There was a happiness and calmness in the air – and I don’t think feeling that is unique to people. I think the wildlife experiences that as much as we do.

Flowers blooming in the ditch, straight, strong, and full of water. They were just as sunny as the sun in the sky!

Flowers blooming in the ditch, straight, strong, and full of water. They were just as sunny as the sun in the sky!

As our diggers and excavators worked hard to build up creek banks, robins were rebuilding nests, squirrels were scampering about gathering the food they could find, and many plants started blooming with a new found vigour. The ecosystem is rebuilding too.

Changes in habitat

When a natural disaster of this magnitude strikes, we first focus on repairing the damage that has been done to our own homes and neighbourhoods. Repairing that damage will take months and years in some cases. But what about beyond our town boundaries?

Many things happened in our wilderness that we don’t even know about yet. All of the creeks in the Rocky Mountains flooded, some worse than others. This means that there will be landslides and flood plains everywhere. What does this mean for our wildlife?

In some areas, this will probably mean more food in flood plains.
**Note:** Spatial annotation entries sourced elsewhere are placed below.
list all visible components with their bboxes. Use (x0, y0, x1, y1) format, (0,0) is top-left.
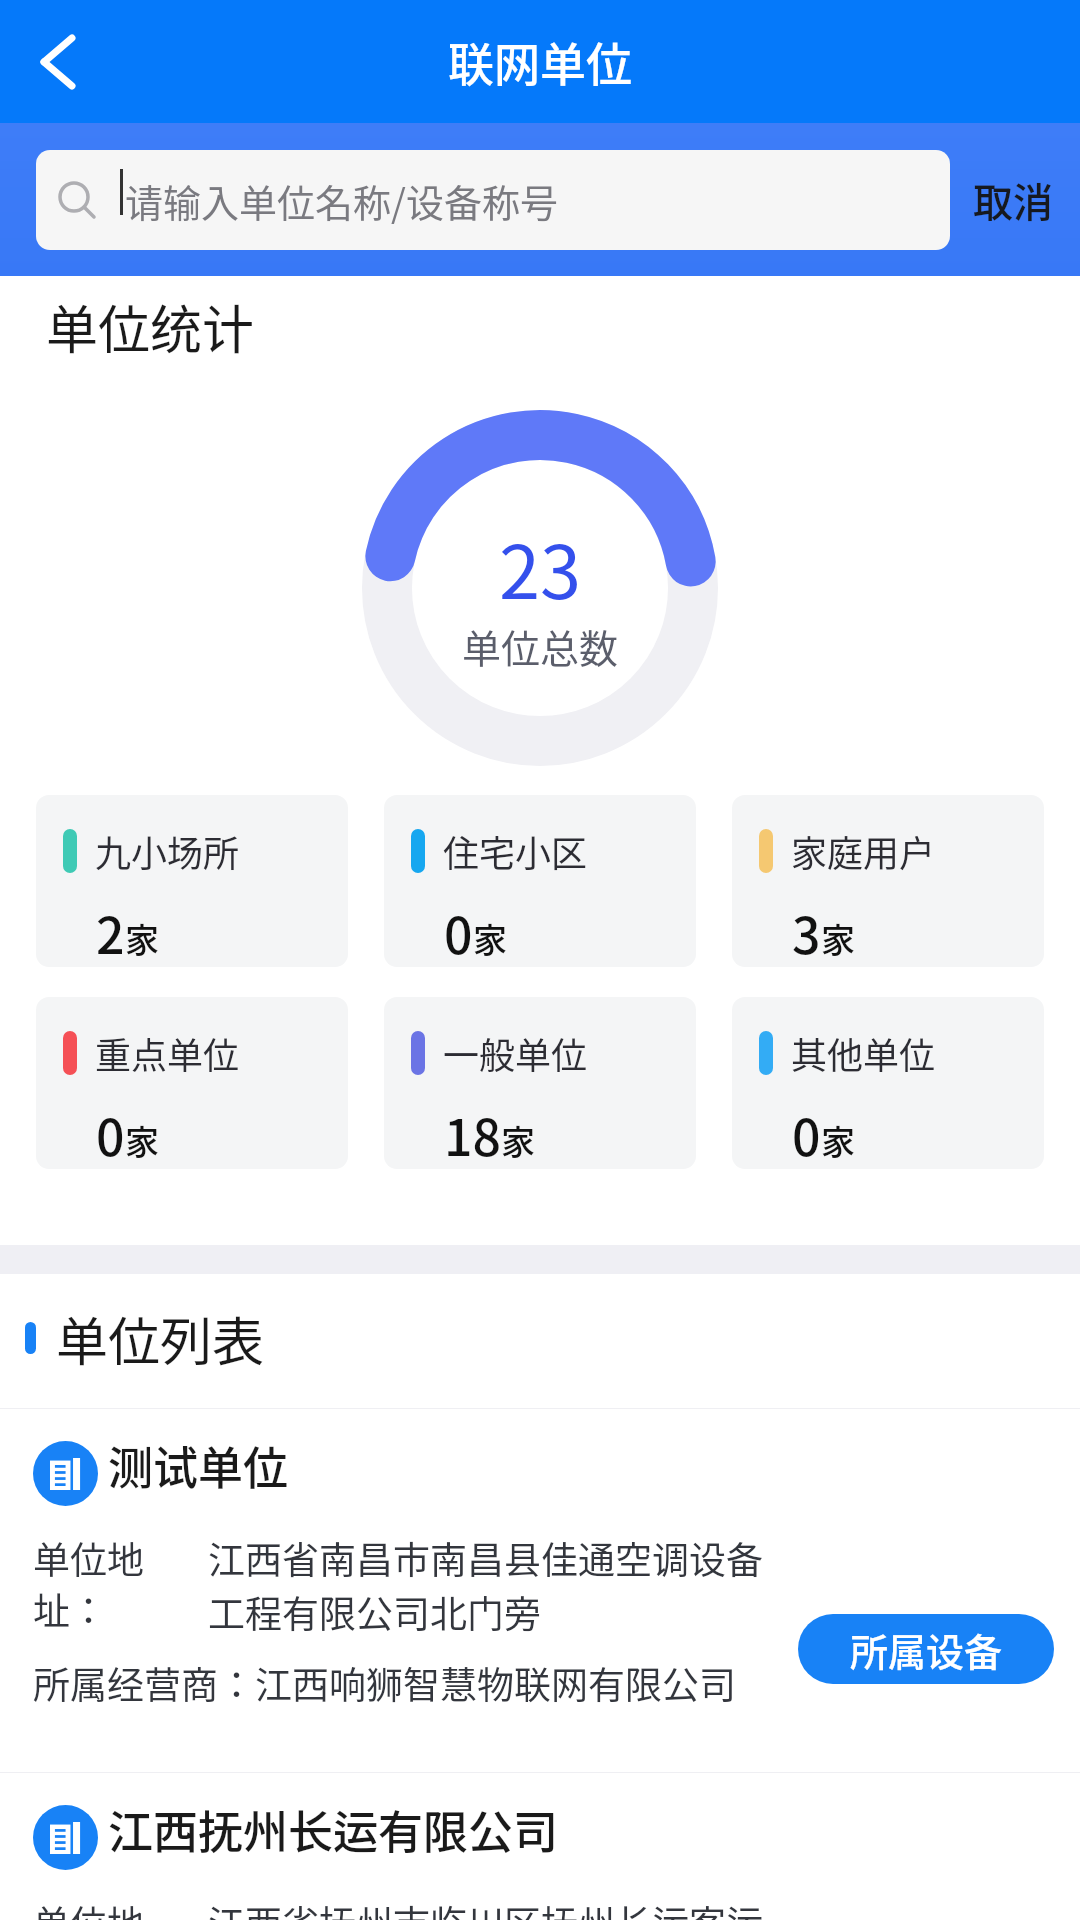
button[interactable]: Back (8, 14, 104, 110)
staticText: 家 (821, 914, 855, 963)
staticText: 江西省抚州市临川区抚州长运客运 (208, 1895, 763, 1920)
staticText: 单位总数 (462, 618, 619, 674)
staticText: 0 (444, 896, 473, 967)
button[interactable]: 江西抚州长运有限公司 (0, 1773, 1080, 1920)
button[interactable]: 家庭用户 (732, 795, 1044, 967)
button[interactable]: 请输入单位名称/设备称号 (36, 150, 950, 250)
staticText: 所属设备 (850, 1622, 1003, 1677)
staticText: 家 (125, 914, 159, 963)
staticText: 住宅小区 (443, 825, 588, 877)
staticText: 工程有限公司北门旁 (208, 1585, 541, 1639)
staticText: 重点单位 (95, 1027, 240, 1079)
staticText: 请输入单位名称/设备称号 (125, 173, 558, 228)
button[interactable]: 其他单位 (732, 997, 1044, 1169)
staticText: 家 (125, 1116, 159, 1165)
staticText: 0 (96, 1098, 125, 1169)
staticText: 2 (96, 896, 125, 967)
staticText: 九小场所 (95, 825, 240, 877)
staticText: 江西抚州长运有限公司 (108, 1797, 559, 1862)
staticText: 23 (499, 513, 582, 620)
button[interactable]: 九小场所 (36, 795, 348, 967)
button[interactable]: 一般单位 (384, 997, 696, 1169)
staticText: 测试单位 (108, 1433, 289, 1498)
staticText: 0 (792, 1098, 821, 1169)
staticText: 18 (444, 1098, 501, 1169)
staticText: 单位地 址： (33, 1531, 144, 1636)
staticText: 取消 (973, 171, 1053, 229)
button[interactable]: 测试单位 (0, 1409, 1080, 1772)
staticText: 江西省南昌市南昌县佳通空调设备 (208, 1531, 763, 1585)
staticText: 所属经营商：江西响狮智慧物联网有限公司 (33, 1656, 736, 1710)
button[interactable]: 重点单位 (36, 997, 348, 1169)
staticText: 家庭用户 (791, 825, 936, 877)
staticText: 联网单位 (448, 28, 632, 95)
button[interactable]: 住宅小区 (384, 795, 696, 967)
staticText: 其他单位 (791, 1027, 936, 1079)
staticText: 单位统计 (46, 289, 255, 364)
button[interactable]: 所属设备 (798, 1614, 1054, 1684)
staticText: 一般单位 (443, 1027, 588, 1079)
staticText: 家 (821, 1116, 855, 1165)
staticText: 家 (501, 1116, 535, 1165)
staticText: 家 (473, 914, 507, 963)
staticText: 3 (792, 896, 821, 967)
staticText: 单位地 址： (33, 1895, 144, 1920)
staticText: 单位列表 (56, 1301, 265, 1376)
button[interactable]: 取消 (950, 123, 1076, 276)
The mosquitoes are going to love this! In turn, birds that eat mosquitoes and spiders will also love this. The landslides will have opened up habitat, which potentially could lead to better grazing for ungulates (deer, elk, goats, and sheep). In a few years, the open habitat from those landslides will provide some great food for bears and moose.

A landslide on 40 Mile Creek hiking trail after flooding last year.
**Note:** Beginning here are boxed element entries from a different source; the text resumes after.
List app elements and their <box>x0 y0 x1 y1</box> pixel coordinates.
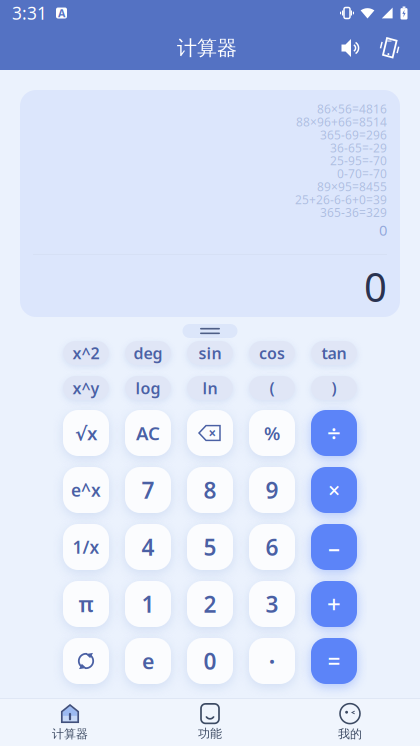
staticText: 8 <box>204 475 216 505</box>
button[interactable]: Sound <box>333 26 371 70</box>
button[interactable]: 4 <box>125 524 171 570</box>
button[interactable]: x^2 <box>63 341 109 365</box>
staticText: 89×95=8455 <box>317 179 387 194</box>
staticText: 7 <box>142 475 154 505</box>
staticText: 0-70=-70 <box>337 166 387 182</box>
button[interactable]: sin <box>187 341 233 365</box>
button[interactable]: % <box>249 410 295 456</box>
staticText: log <box>136 377 160 399</box>
button[interactable]: 0 <box>187 638 233 684</box>
staticText: 36-65=-29 <box>330 140 387 156</box>
staticText: AC <box>136 421 160 445</box>
button[interactable]: √x <box>63 410 109 456</box>
button[interactable]: ln <box>187 376 233 400</box>
button[interactable]: × <box>311 467 357 513</box>
staticText: ln <box>202 377 218 399</box>
staticText: √x <box>75 421 97 445</box>
button[interactable]: + <box>311 581 357 627</box>
button[interactable]: 计算器 <box>0 698 140 746</box>
button[interactable]: 功能 <box>140 698 280 746</box>
staticText: e^x <box>71 478 101 502</box>
staticText: 9 <box>266 475 278 505</box>
staticText: × <box>208 424 216 442</box>
button[interactable]: – <box>311 524 357 570</box>
staticText: 5 <box>204 532 216 562</box>
staticText: ) <box>332 377 336 399</box>
staticText: 0 <box>204 646 216 676</box>
staticText: 1 <box>142 589 154 619</box>
staticText: 0 <box>379 220 387 240</box>
button[interactable]: tan <box>311 341 357 365</box>
button[interactable]: deg <box>125 341 171 365</box>
button[interactable]: 7 <box>125 467 171 513</box>
staticText: 6 <box>266 532 278 562</box>
button[interactable]: e <box>125 638 171 684</box>
staticText: 3 <box>266 589 278 619</box>
button[interactable]: 8 <box>187 467 233 513</box>
staticText: 我的 <box>338 727 362 741</box>
staticText: 25-95=-70 <box>330 153 387 169</box>
button[interactable]: x^y <box>63 376 109 400</box>
staticText: x^y <box>72 377 100 399</box>
button[interactable]: = <box>311 638 357 684</box>
button[interactable]: 2 <box>187 581 233 627</box>
button[interactable]: e^x <box>63 467 109 513</box>
staticText: A <box>58 6 65 20</box>
staticText: × <box>328 476 340 504</box>
staticText: sin <box>198 342 222 364</box>
button[interactable]: 3 <box>249 581 295 627</box>
staticText: – <box>328 531 340 563</box>
staticText: 86×56=4816 <box>317 101 387 117</box>
button[interactable]: 9 <box>249 467 295 513</box>
staticText: e <box>142 647 154 675</box>
staticText: 88×96+66=8514 <box>296 114 387 130</box>
staticText: + <box>327 588 341 620</box>
staticText: deg <box>134 342 162 364</box>
staticText: 功能 <box>198 726 222 741</box>
staticText: 计算器 <box>52 727 88 741</box>
staticText: 365-69=296 <box>320 127 387 143</box>
staticText: tan <box>322 342 346 364</box>
button[interactable]: AC <box>125 410 171 456</box>
button[interactable]: π <box>63 581 109 627</box>
staticText: cos <box>259 342 285 364</box>
button[interactable]: Backspace <box>187 410 233 456</box>
button[interactable]: ) <box>311 376 357 400</box>
staticText: 3:31 <box>12 2 47 24</box>
button[interactable]: 6 <box>249 524 295 570</box>
staticText: 4 <box>142 532 154 562</box>
staticText: = <box>328 646 340 676</box>
button[interactable]: 5 <box>187 524 233 570</box>
button[interactable]: History <box>63 638 109 684</box>
button[interactable]: · <box>249 638 295 684</box>
button[interactable]: log <box>125 376 171 400</box>
staticText: · <box>268 644 276 678</box>
staticText: x^2 <box>72 342 100 364</box>
staticText: 25+26-6-6+0=39 <box>295 192 387 207</box>
staticText: 1/x <box>72 536 100 558</box>
staticText: ÷ <box>327 417 341 449</box>
button[interactable]: 1 <box>125 581 171 627</box>
button[interactable]: 1/x <box>63 524 109 570</box>
button[interactable]: ÷ <box>311 410 357 456</box>
button[interactable]: Shake <box>371 26 409 70</box>
staticText: 2 <box>204 589 216 619</box>
staticText: % <box>264 421 280 445</box>
staticText: π <box>78 590 94 618</box>
button[interactable]: 我的 <box>280 698 420 746</box>
staticText: ( <box>270 377 274 399</box>
button[interactable]: cos <box>249 341 295 365</box>
staticText: 计算器 <box>177 36 237 60</box>
staticText: 365-36=329 <box>320 204 387 220</box>
button[interactable]: ( <box>249 376 295 400</box>
staticText: 0 <box>364 260 387 313</box>
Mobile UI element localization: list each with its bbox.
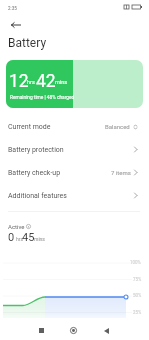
staticText: 7 items (111, 169, 131, 176)
staticText: Active (8, 223, 25, 230)
staticText: 0 (8, 231, 15, 244)
staticText: hrs (27, 79, 35, 85)
staticText: 100% (130, 260, 141, 265)
button[interactable]: Additional features (0, 184, 149, 207)
staticText: Additional features (8, 192, 67, 200)
button[interactable]: Battery check-up (0, 161, 149, 184)
staticText: hrs (16, 236, 24, 242)
button[interactable]: Recents (30, 319, 53, 340)
staticText: 25% (133, 310, 142, 315)
staticText: 2:35 (8, 6, 17, 11)
staticText: Current mode (8, 123, 51, 131)
staticText: 50% (133, 293, 142, 298)
button[interactable]: Current mode (0, 115, 149, 138)
staticText: mins (55, 79, 68, 85)
staticText: Balanced (105, 123, 130, 130)
staticText: 12 (9, 71, 29, 92)
staticText: 45 (22, 231, 35, 244)
button[interactable]: Home (62, 319, 85, 340)
staticText: Battery check-up (8, 169, 61, 177)
staticText: 42 (36, 71, 56, 92)
staticText: Battery (8, 36, 47, 50)
staticText: Remaining time | 48% charged (10, 95, 75, 101)
staticText: mins (34, 236, 45, 242)
button[interactable]: 12 (6, 60, 143, 108)
staticText: 75% (133, 277, 142, 282)
button[interactable]: Battery protection (0, 138, 149, 161)
button[interactable]: Back (7, 16, 25, 34)
button[interactable]: Back (95, 319, 118, 340)
staticText: Battery protection (8, 146, 64, 154)
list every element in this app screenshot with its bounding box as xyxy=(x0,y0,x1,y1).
A landslide on 40 Mile Creek hiking trail after flooding last year.

In many areas, this flooding event will make travel through the landscape harder for most animals. Ungulates in particular hate to walk across anything that looks like pick up sticks, so large debris piles can actually inhibit movement for them. Most animals avoid walking through large debris piles because it’s just plain difficult – anyone who has worked in the bush can attest to this. Landslides and flooding may have also made some of the ground unstable and not safe for animals to walk across.

The whole picture

Let’s bring people back into the picture. All of the human activity and infrastructure in a place like the Bow Valley has already impacted wildlife movement patterns and connectivity. Even though the flooding is natural, its impacts are compounded to impacts already existing. Considering wildlife connectivity around our human communities has never been more important.
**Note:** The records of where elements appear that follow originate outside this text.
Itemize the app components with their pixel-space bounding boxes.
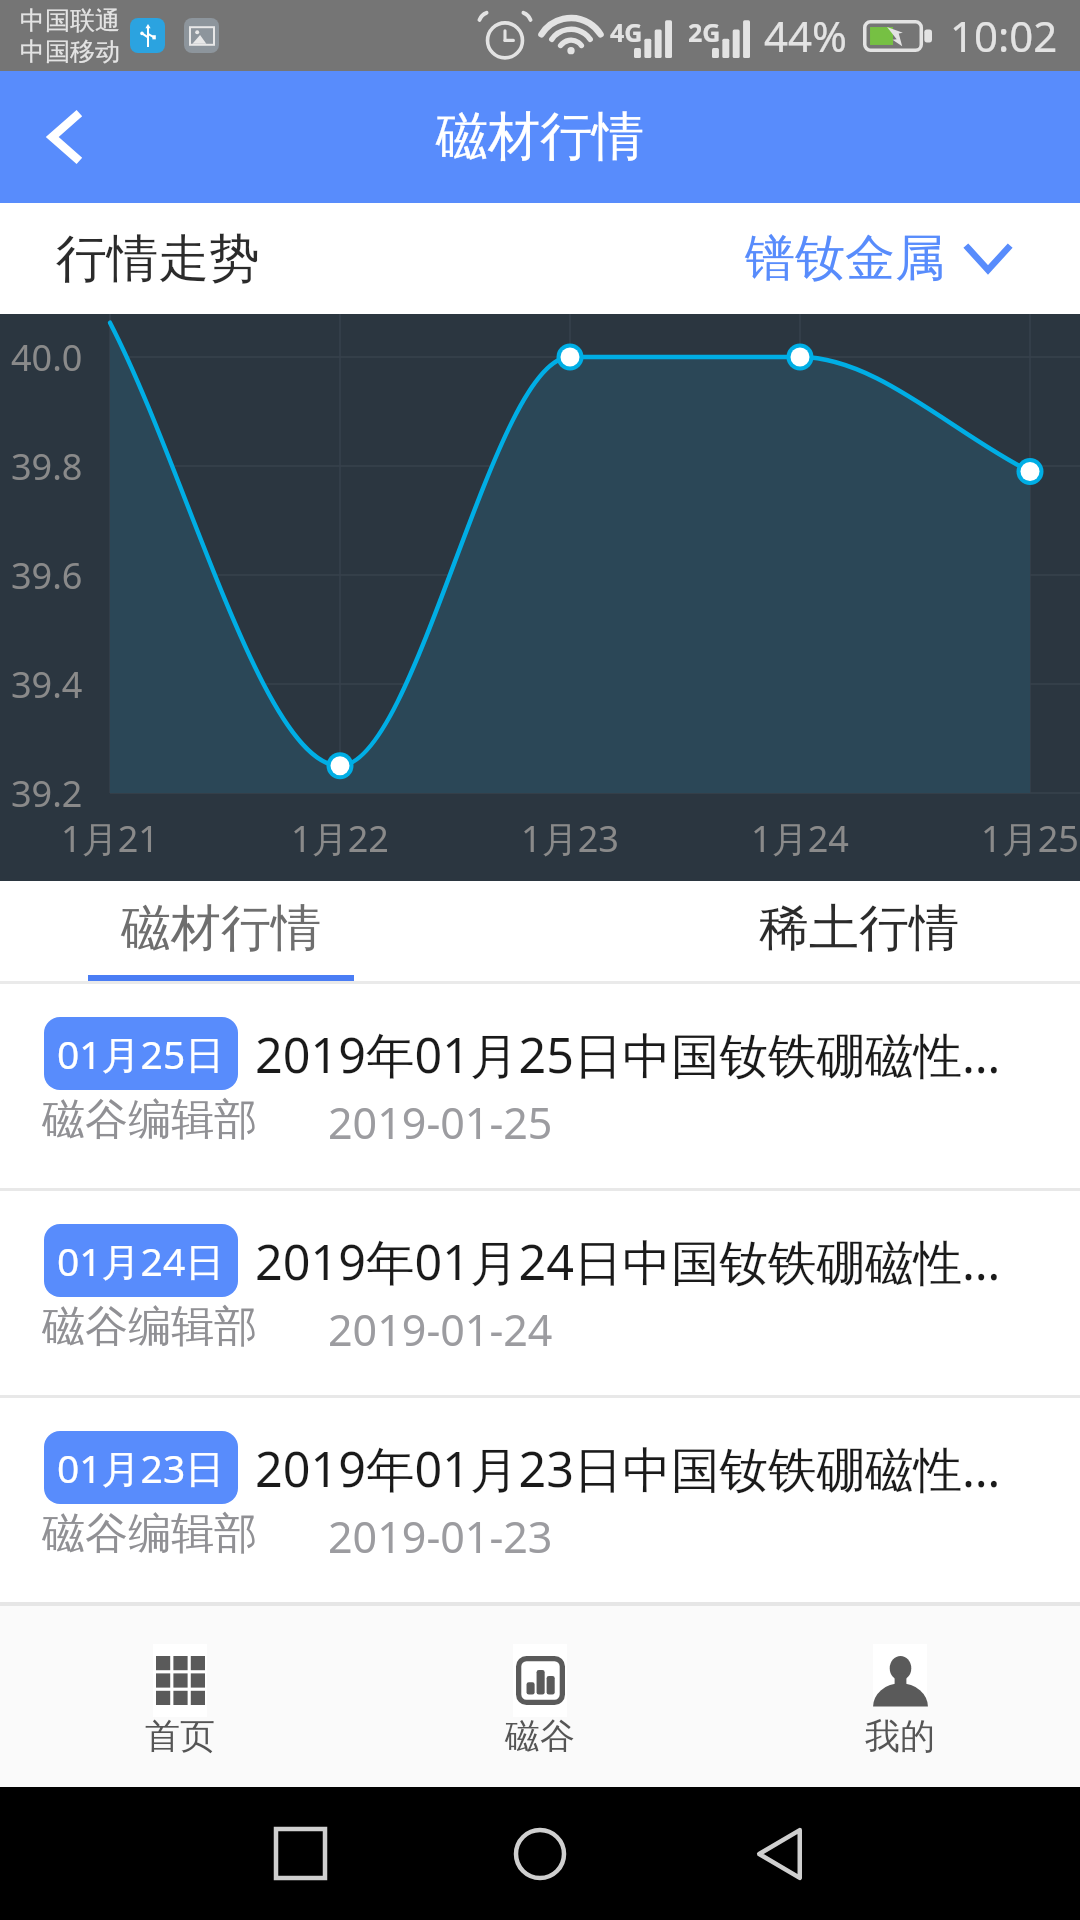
staticText: 1月21: [10, 814, 210, 863]
staticText: 2019年01月23日中国钕铁硼磁性…: [255, 1435, 1001, 1501]
button[interactable]: 磁材行情: [88, 881, 354, 975]
staticText: 4G: [610, 15, 643, 49]
staticText: 中国移动: [20, 36, 120, 67]
staticText: 首页: [145, 1714, 215, 1758]
button[interactable]: 我的: [720, 1602, 1080, 1787]
staticText: 01月24日: [57, 1234, 225, 1287]
staticText: 01月25日: [57, 1027, 225, 1080]
button[interactable]: 01月24日: [0, 1191, 1080, 1395]
staticText: 我的: [865, 1714, 935, 1758]
staticText: 磁谷编辑部: [42, 1300, 257, 1354]
button[interactable]: 01月25日: [0, 984, 1080, 1188]
button[interactable]: Recents: [270, 1787, 330, 1920]
staticText: 2019-01-24: [328, 1300, 553, 1359]
staticText: 01月23日: [57, 1441, 225, 1494]
button[interactable]: 稀土行情: [726, 881, 992, 975]
staticText: 磁谷编辑部: [42, 1093, 257, 1147]
staticText: 磁谷: [505, 1714, 575, 1758]
staticText: 39.2: [11, 769, 83, 818]
staticText: 中国联通: [20, 5, 120, 36]
button[interactable]: 01月23日: [0, 1398, 1080, 1602]
staticText: 40.0: [11, 333, 83, 382]
staticText: 磁谷编辑部: [42, 1507, 257, 1561]
staticText: 39.6: [11, 551, 83, 600]
staticText: 2019-01-25: [328, 1093, 553, 1152]
staticText: 10:02: [950, 7, 1058, 64]
staticText: 39.8: [11, 442, 83, 491]
button[interactable]: Back: [750, 1787, 810, 1920]
button[interactable]: 磁谷: [360, 1602, 720, 1787]
button[interactable]: Home: [510, 1787, 570, 1920]
staticText: 2G: [688, 15, 721, 49]
staticText: 稀土行情: [759, 897, 959, 960]
staticText: 磁材行情: [436, 104, 644, 170]
staticText: 1月23: [470, 814, 670, 863]
staticText: 1月24: [700, 814, 900, 863]
staticText: 2019-01-23: [328, 1507, 553, 1566]
button[interactable]: Back: [0, 71, 130, 203]
staticText: 磁材行情: [121, 897, 321, 960]
staticText: 2019年01月24日中国钕铁硼磁性…: [255, 1228, 1001, 1294]
staticText: 行情走势: [56, 227, 260, 291]
staticText: 镨钕金属: [745, 227, 945, 290]
staticText: 44%: [764, 7, 847, 64]
staticText: 39.4: [11, 660, 83, 709]
staticText: 1月22: [240, 814, 440, 863]
button[interactable]: 镨钕金属: [745, 227, 1010, 290]
staticText: 2019年01月25日中国钕铁硼磁性…: [255, 1021, 1001, 1087]
button[interactable]: 首页: [0, 1602, 360, 1787]
staticText: 1月25: [930, 814, 1080, 863]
As we try to figure out how to rebuild and how to get around town with our various broken roads, animal are also trying to rebuild and figure out how to get to their familiar habitat patches too. Just as our highways were washed out, wildlife trails were washed out too. As I stood, staring at the gaping hole in the TransCanada Highway wondering when traffic would be able to get from Calgary to Canmore, a grizzly bear could have been standing at the edge of a familiar trail, looking down on a newly created chasm that used to be a favourite trail, and wondering how to get to her old day-bed site or that sweet feeding patch on the other side of those trees.

A hole in the Trans Canada Highway

A hole in the Trans Canada Highway

And… back to me

It seems funny and selfish to even be thinking about it, but I have been wondering how this flooding will impact my field season and PhD research. At this point, I don’t honestly know. I am sure that many of the trails I planned on sampling have been washed out. I don’t know which ones will be safe to hike. I’ve got many people lined up to volunteer and for that I am grateful. All I can say right now is that once I know more, I’ll post more.

Good luck to everyone as we move forward with rebuilding our homes and communities. Find happiness in little things like blooming flowers, and time spent with family and friends.

Diggers are working around the clock to rebuild our town. They are doing amazing work!

Diggers are working around the clock to rebuild our town. They are doing amazing work!